Rod passes on today's scheduled topic for Democracy Now!:

Psychiatrist and author Robert Jay Lifton on the Iraq War, war crimes and torture.

Martha notes Charles R. Babcock and Alice Crites's "Stepdaughter Of Lawmaker Got Money From PAC" (Washington Post):

A stepdaughter of Rep. Jerry Lewis (R-Calif.), chairman of the House Appropriations Committee, has been paid more than $40,000 since early last year by a political action committee funded substantially by donations from a lobbyist close to the congressman and from her firm's clients.
Lewis's stepdaughter, Julia Willis-Leon of Las Vegas, is listed as director of the Small Biz Tech PAC. She received $44,474 of the approximately $115,000 the committee has collected since it was set up in February 2005, federal election records show.

The lobbyist, Letitia White -- a former longtime Lewis aide -- is the largest donor to Small Biz Tech.
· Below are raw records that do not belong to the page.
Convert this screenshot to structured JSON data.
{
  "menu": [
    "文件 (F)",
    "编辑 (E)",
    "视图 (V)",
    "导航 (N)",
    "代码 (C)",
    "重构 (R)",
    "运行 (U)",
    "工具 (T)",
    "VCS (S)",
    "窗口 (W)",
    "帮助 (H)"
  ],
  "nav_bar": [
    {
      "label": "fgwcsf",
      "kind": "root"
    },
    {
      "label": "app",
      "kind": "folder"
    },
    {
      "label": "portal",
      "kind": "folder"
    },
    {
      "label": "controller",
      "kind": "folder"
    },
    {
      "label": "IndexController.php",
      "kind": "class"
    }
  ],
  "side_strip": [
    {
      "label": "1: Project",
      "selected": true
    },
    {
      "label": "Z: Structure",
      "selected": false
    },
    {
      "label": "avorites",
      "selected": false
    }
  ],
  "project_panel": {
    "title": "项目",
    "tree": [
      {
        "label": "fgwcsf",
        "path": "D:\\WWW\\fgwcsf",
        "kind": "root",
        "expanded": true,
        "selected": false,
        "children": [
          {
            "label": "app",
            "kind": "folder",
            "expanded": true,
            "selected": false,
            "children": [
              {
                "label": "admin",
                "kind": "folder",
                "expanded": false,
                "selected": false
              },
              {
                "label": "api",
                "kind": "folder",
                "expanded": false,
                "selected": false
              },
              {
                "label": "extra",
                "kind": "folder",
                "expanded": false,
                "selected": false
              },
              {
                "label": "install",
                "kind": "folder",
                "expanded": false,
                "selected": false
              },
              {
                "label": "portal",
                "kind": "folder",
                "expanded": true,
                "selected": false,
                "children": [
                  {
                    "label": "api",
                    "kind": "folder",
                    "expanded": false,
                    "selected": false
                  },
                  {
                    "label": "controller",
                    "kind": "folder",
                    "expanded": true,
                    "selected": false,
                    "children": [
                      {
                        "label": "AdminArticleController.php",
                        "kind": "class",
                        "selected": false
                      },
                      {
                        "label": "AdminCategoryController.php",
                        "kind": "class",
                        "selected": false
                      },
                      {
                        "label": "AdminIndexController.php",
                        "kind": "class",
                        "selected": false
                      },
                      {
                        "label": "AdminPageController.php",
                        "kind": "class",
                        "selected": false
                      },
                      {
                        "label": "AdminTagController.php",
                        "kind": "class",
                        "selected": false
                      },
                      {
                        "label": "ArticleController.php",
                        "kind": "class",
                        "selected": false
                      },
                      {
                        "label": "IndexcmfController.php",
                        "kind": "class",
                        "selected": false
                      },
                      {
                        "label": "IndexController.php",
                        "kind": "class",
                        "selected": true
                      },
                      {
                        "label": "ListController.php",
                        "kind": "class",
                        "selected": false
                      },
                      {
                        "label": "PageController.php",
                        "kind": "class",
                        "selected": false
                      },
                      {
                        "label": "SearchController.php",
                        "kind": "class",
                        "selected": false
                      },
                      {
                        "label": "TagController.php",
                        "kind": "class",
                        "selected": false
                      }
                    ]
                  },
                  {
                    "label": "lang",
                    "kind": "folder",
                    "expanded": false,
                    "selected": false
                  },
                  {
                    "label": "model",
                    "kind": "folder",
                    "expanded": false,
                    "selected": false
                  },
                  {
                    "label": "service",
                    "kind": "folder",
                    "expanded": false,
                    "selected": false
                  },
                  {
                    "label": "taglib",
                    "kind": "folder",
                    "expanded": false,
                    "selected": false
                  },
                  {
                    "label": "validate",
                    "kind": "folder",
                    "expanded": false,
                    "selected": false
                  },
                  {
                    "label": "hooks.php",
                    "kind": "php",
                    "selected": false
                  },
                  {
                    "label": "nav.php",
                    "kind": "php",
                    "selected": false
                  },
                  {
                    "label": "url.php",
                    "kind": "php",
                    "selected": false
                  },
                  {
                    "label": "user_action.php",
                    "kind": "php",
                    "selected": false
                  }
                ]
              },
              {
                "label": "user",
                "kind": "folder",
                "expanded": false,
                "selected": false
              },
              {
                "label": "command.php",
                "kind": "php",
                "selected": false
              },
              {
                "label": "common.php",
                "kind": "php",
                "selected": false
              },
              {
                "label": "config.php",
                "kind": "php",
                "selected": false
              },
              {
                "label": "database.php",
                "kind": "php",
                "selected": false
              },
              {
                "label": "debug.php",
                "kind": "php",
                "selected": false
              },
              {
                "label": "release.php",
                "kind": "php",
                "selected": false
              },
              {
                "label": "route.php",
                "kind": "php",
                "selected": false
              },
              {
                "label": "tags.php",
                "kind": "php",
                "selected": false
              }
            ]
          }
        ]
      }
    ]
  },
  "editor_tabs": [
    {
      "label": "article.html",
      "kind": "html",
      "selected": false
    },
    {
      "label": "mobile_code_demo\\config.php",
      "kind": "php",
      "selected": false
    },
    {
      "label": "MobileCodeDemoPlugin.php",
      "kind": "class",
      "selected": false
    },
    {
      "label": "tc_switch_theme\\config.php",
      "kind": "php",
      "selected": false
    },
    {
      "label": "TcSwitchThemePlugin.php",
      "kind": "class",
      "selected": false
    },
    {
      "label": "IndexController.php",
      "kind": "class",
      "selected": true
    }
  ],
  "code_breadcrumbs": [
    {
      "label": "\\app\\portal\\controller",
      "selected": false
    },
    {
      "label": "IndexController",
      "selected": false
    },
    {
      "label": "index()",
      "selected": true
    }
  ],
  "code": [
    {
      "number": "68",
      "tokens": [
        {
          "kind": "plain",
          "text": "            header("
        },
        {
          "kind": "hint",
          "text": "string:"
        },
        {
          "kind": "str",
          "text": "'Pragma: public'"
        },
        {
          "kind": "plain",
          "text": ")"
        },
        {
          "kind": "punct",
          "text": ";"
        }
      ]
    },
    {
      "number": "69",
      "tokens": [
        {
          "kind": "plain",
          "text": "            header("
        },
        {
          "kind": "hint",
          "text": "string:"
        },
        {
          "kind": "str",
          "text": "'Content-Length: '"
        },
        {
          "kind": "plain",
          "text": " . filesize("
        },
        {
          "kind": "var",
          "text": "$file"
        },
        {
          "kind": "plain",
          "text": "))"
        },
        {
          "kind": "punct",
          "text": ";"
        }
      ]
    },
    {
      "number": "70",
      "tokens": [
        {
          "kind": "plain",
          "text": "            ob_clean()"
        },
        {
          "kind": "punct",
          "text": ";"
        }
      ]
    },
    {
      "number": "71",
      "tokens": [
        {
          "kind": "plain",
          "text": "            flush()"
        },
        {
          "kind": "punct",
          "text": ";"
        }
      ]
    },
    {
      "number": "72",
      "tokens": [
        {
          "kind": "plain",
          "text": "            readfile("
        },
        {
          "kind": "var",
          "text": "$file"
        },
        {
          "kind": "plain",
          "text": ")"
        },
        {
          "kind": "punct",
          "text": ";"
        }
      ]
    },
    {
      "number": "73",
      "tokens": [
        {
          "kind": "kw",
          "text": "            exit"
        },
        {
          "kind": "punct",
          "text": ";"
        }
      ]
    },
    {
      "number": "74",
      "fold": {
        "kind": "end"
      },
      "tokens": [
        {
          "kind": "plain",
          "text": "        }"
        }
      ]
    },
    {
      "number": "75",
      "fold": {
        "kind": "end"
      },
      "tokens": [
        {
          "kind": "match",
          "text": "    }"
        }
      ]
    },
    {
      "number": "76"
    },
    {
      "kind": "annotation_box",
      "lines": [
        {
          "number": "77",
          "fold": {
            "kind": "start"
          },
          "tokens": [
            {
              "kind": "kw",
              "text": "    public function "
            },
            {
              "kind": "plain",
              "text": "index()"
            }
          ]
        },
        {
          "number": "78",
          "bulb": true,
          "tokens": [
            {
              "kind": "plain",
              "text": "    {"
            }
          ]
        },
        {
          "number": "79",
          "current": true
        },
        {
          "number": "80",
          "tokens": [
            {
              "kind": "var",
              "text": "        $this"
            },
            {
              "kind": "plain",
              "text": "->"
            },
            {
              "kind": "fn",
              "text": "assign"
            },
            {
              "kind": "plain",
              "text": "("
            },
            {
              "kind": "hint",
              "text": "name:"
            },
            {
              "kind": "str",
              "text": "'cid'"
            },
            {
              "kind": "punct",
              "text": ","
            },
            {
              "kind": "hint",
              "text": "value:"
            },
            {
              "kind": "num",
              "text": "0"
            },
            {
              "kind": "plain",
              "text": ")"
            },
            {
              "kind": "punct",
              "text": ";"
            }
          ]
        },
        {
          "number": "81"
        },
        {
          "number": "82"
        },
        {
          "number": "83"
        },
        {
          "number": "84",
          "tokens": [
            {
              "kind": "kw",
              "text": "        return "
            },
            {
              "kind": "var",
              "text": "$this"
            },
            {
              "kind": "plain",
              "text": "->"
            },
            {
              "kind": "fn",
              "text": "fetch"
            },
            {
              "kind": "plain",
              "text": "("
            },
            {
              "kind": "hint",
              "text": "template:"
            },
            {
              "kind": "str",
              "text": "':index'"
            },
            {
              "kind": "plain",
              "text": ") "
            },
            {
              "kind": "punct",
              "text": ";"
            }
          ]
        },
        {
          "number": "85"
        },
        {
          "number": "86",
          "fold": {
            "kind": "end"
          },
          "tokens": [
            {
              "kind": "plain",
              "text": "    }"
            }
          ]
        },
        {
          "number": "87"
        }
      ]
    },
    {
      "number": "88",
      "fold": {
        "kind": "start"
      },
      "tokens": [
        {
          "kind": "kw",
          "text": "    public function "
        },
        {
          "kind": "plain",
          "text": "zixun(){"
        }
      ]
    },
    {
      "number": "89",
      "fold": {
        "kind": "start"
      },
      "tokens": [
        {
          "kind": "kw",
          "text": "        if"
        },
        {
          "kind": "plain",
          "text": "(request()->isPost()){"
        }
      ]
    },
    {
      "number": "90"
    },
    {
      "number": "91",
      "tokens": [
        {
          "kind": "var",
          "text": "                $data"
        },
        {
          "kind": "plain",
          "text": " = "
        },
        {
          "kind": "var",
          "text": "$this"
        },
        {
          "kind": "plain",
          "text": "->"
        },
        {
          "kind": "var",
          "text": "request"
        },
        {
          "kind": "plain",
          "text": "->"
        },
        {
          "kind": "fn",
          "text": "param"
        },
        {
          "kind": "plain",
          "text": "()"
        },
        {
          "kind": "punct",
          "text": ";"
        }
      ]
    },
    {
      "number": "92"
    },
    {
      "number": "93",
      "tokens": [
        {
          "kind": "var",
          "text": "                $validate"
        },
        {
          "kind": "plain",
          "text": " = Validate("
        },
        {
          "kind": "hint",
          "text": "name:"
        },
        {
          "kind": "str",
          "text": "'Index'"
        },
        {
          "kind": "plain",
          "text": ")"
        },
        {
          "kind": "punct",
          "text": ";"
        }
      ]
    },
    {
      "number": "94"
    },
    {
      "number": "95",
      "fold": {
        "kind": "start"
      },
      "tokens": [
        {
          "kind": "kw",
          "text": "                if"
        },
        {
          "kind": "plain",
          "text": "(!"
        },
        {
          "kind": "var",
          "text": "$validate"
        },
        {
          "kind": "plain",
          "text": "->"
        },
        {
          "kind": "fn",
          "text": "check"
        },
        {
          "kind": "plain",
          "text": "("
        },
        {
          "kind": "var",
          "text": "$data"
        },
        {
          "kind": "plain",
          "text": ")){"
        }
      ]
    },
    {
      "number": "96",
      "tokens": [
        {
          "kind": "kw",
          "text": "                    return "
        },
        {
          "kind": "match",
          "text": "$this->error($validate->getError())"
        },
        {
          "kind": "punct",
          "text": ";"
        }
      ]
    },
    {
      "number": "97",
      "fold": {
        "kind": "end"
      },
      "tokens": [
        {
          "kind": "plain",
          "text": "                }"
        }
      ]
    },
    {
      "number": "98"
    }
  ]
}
She is also part owner of the $1 million Capitol Hill house that initially served as PAC headquarters.
Her firm -- Copeland Lowery Jacquez Denton & White -- has come under scrutiny for its relationship with Lewis, according to sources close to the investigation. The U.S. attorney's office in Los Angeles has been sending subpoenas to some of the firm's clients.

No, it doesn't really fit with the rest of the entry but I'm not sure I've got a second entry this morning. War pornography tends to tax the heart and soul. I'll try to pull something together but if you don't see another entry, this is it until we note Democracy Now! later this morning.